İslam’ı bir dağa benzetiyor Hakim Tirmizi.  İslam’ın yeri, sadrdır. İman da bir dağdır, onun yeri kalptir. Marifet de bir dağdır, onun yeri fuaddır. Tevhit de bir dağdır, onun yeri lübdür. Her dağın da bir kuşu vardır. Sadr dağının kuşu, nefs-i emmâredir. Kalp dağının kuşu, nefs-i mülhime. Fuad dağının kuşu, nefs-i levvâme, lüb dağının kuşu ise nefs-i mütmainne’dir. Tatmin olmuş nefsin mükâfatı, cennettir. Dağ, gücü sembolize eder. Tevhit nuru (dağı), dağların en yücesine benzer. Diğer dağlar arasında Kaf Dağı gibidir.

Arif, lüb’ün üzerine yerleşmiştir. Günahlara dalmaz. Her an Allah iledir. Mârifetullah basamağındadır. “Arif, görünüşte sıkıntılı bir hayat yaşarken bir yandan da mutluluk içindedir.” diyor Tirmizi. Her anında Rabbinin lütfunu görmek arif için Allah’ın en büyük lütfudur.

Hakim Tirmizi, seyr i sülûkü şöyle güzel örneklendiriyor kitabında. Yolun başında karanlığın kuşattığı bir evde bir adam, önce kandille aydınlanmak ister. Sonra evin kapısı, penceresi açılır, ay ışığı içeri süzülür. Ay ışığı ile aydınlanır. Boş bir araziye çıkar, ay ışığı ile aydınlanırken gün ışığına kavuşur. Tevhit nuruna kavuşan muvahhit, arzusuna kavuşur. Çünkü o,  Allah’tan başka efendi tanımamış, yalnız O’na iltica etmiştir.
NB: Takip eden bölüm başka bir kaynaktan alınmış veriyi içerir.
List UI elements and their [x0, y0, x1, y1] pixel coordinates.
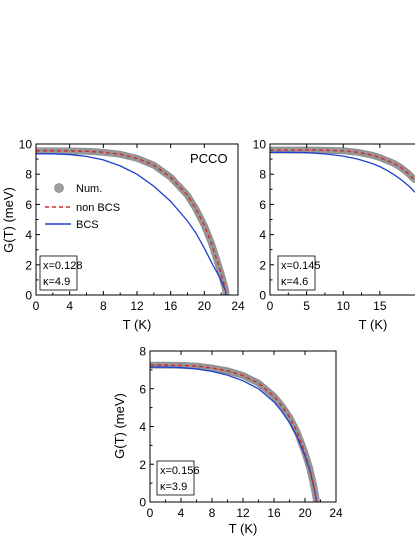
y-tick-label: 2 [259, 258, 266, 272]
y-tick-label: 6 [139, 382, 146, 396]
x-tick-label: 0 [267, 299, 274, 313]
x-tick-label: 24 [231, 299, 245, 313]
x-tick-label: 4 [66, 299, 73, 313]
x-tick-label: 5 [303, 299, 310, 313]
doping-label: x=0.145 [281, 260, 320, 272]
x-tick-label: 10 [337, 299, 351, 313]
y-tick-label: 8 [25, 168, 32, 182]
x-tick-label: 24 [329, 506, 343, 520]
x-tick-label: 0 [147, 506, 154, 520]
x-tick-label: 12 [130, 299, 144, 313]
x-tick-label: 4 [178, 506, 185, 520]
axes-top-right: 0 5 10 15 0 2 4 6 8 10 [253, 138, 387, 314]
y-tick-label: 0 [25, 289, 32, 303]
y-tick-label: 4 [139, 420, 146, 434]
panel-top-right: 0 5 10 15 0 2 4 6 8 10 T (K) x=0.145 κ=4.6 [253, 138, 415, 332]
legend-marker-num [54, 183, 64, 193]
kappa-label: κ=4.6 [281, 276, 308, 288]
doping-label: x=0.128 [43, 260, 82, 272]
kappa-label: κ=4.9 [43, 276, 70, 288]
y-tick-label: 10 [19, 138, 33, 152]
x-axis-label: T (K) [359, 317, 388, 332]
x-tick-label: 16 [267, 506, 281, 520]
y-tick-label: 0 [139, 496, 146, 510]
plot-area-top-right [270, 146, 415, 193]
parameter-box-frame [156, 460, 195, 496]
y-axis-label: G(T) (meV) [1, 187, 16, 253]
series-line-non-bcs [150, 364, 318, 502]
y-tick-label: 10 [253, 138, 267, 152]
x-tick-label: 12 [236, 506, 250, 520]
y-tick-label: 6 [25, 198, 32, 212]
x-tick-label: 8 [209, 506, 216, 520]
parameter-box: x=0.145 κ=4.6 [277, 255, 320, 291]
x-tick-label: 8 [100, 299, 107, 313]
y-tick-label: 4 [259, 228, 266, 242]
doping-label: x=0.156 [160, 465, 199, 477]
kappa-label: κ=3.9 [160, 481, 187, 493]
x-axis-label: T (K) [123, 317, 152, 332]
legend-label-num: Num. [76, 183, 102, 195]
legend-label-bcs: BCS [76, 219, 99, 231]
y-tick-label: 4 [25, 228, 32, 242]
legend: Num. non BCS BCS [45, 183, 120, 231]
y-axis-label: G(T) (meV) [112, 393, 127, 459]
x-tick-label: 16 [164, 299, 178, 313]
y-tick-label: 0 [259, 289, 266, 303]
x-tick-label: 15 [373, 299, 387, 313]
x-tick-label: 20 [198, 299, 212, 313]
parameter-box: x=0.156 κ=3.9 [156, 460, 199, 496]
x-tick-label: 0 [33, 299, 40, 313]
series-line-bcs [270, 151, 415, 193]
series-line-non-bcs [36, 150, 227, 295]
parameter-box: x=0.128 κ=4.9 [39, 255, 82, 291]
parameter-box-frame [277, 255, 316, 291]
y-tick-label: 8 [139, 345, 146, 359]
material-label: PCCO [190, 151, 228, 166]
x-tick-label: 20 [298, 506, 312, 520]
series-line-non-bcs [270, 149, 415, 181]
y-tick-label: 8 [259, 168, 266, 182]
y-tick-label: 2 [139, 458, 146, 472]
legend-label-nonbcs: non BCS [76, 202, 120, 214]
y-tick-label: 2 [25, 258, 32, 272]
x-axis-label: T (K) [229, 521, 258, 536]
series-line-bcs [36, 153, 227, 295]
y-tick-label: 6 [259, 198, 266, 212]
plot-area-top-left [36, 147, 230, 295]
parameter-box-frame [39, 255, 78, 291]
plot-area-bottom [150, 361, 320, 502]
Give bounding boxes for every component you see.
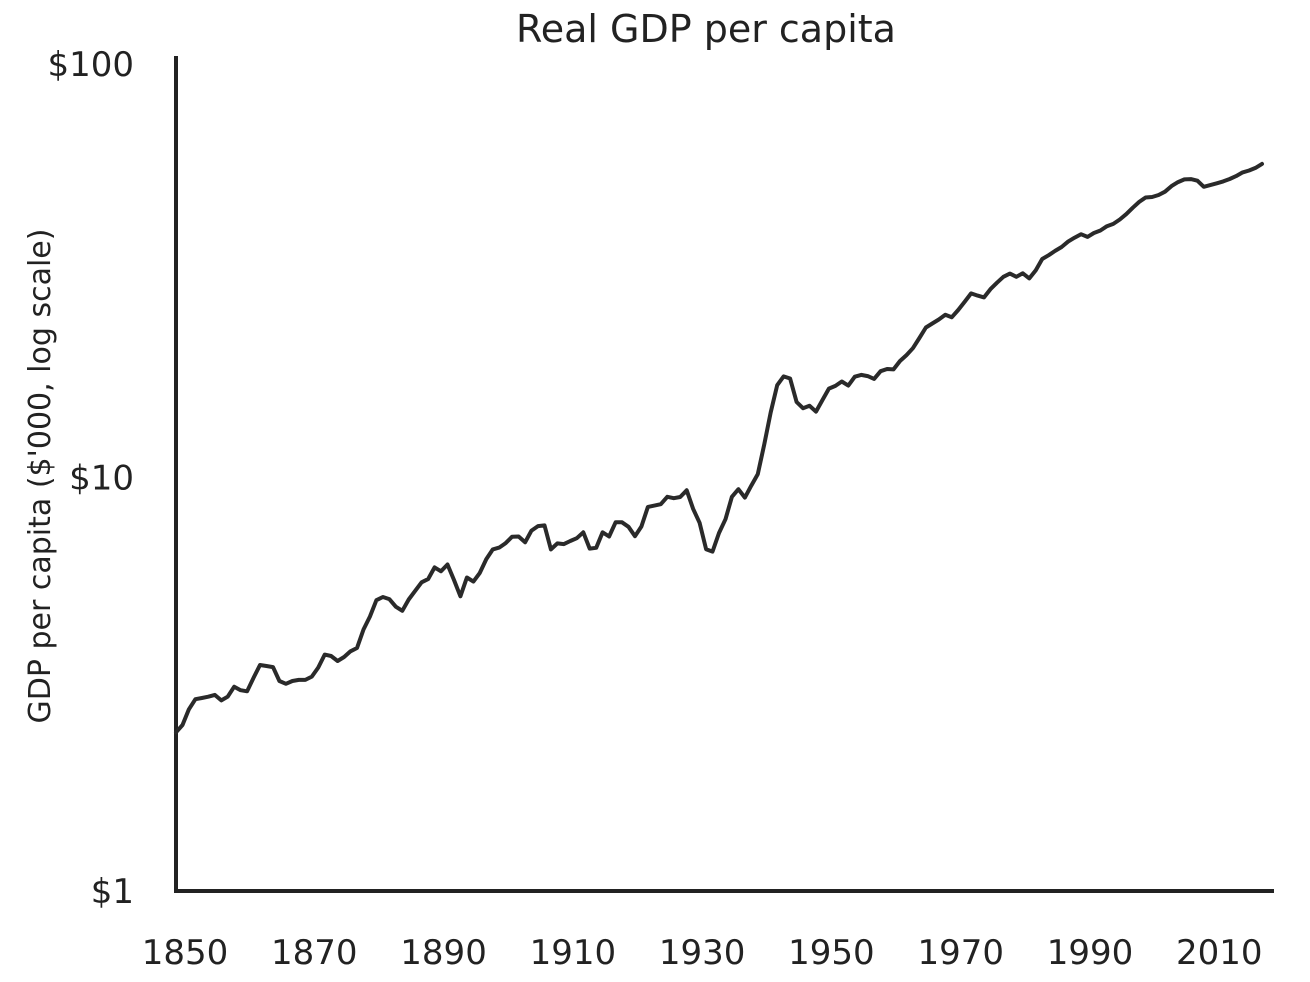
series-group [174,161,1264,735]
x-tick-labels: 1850 1870 1890 1910 1930 1950 1970 1990 2010 [142,933,1263,973]
y-tick-label: $1 [91,872,134,912]
x-tick-label: 1870 [271,933,358,973]
gdp-series-line [174,161,1264,735]
x-tick-label: 1890 [400,933,487,973]
x-tick-label: 1990 [1047,933,1134,973]
y-axis-label: GDP per capita ($'000, log scale) [23,229,58,724]
x-tick-label: 2010 [1176,933,1263,973]
x-tick-label: 1910 [530,933,617,973]
x-tick-label: 1850 [142,933,229,973]
y-tick-labels: $1 $10 $100 [47,45,134,912]
x-tick-label: 1950 [788,933,875,973]
y-tick-label: $100 [47,45,134,85]
x-tick-label: 1970 [917,933,1004,973]
chart-title: Real GDP per capita [516,7,896,51]
x-tick-label: 1930 [659,933,746,973]
y-tick-label: $10 [69,459,134,499]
Allah da onu sevmiş ve her türlü ayrılık acısından kurtarmış, kendisinden razı olmuştur.

Kalp, nazargah-ı İlahi…  Hayy, Hakk,  Allah… Halden hale çevirendir kalpleri.

Kaleme and ile… Muhakkak ki kalemin gücü O’nu anlatmaya yetmez.

Hoşça bakalım ki kendimize. Kalbimiz O’nun elinde.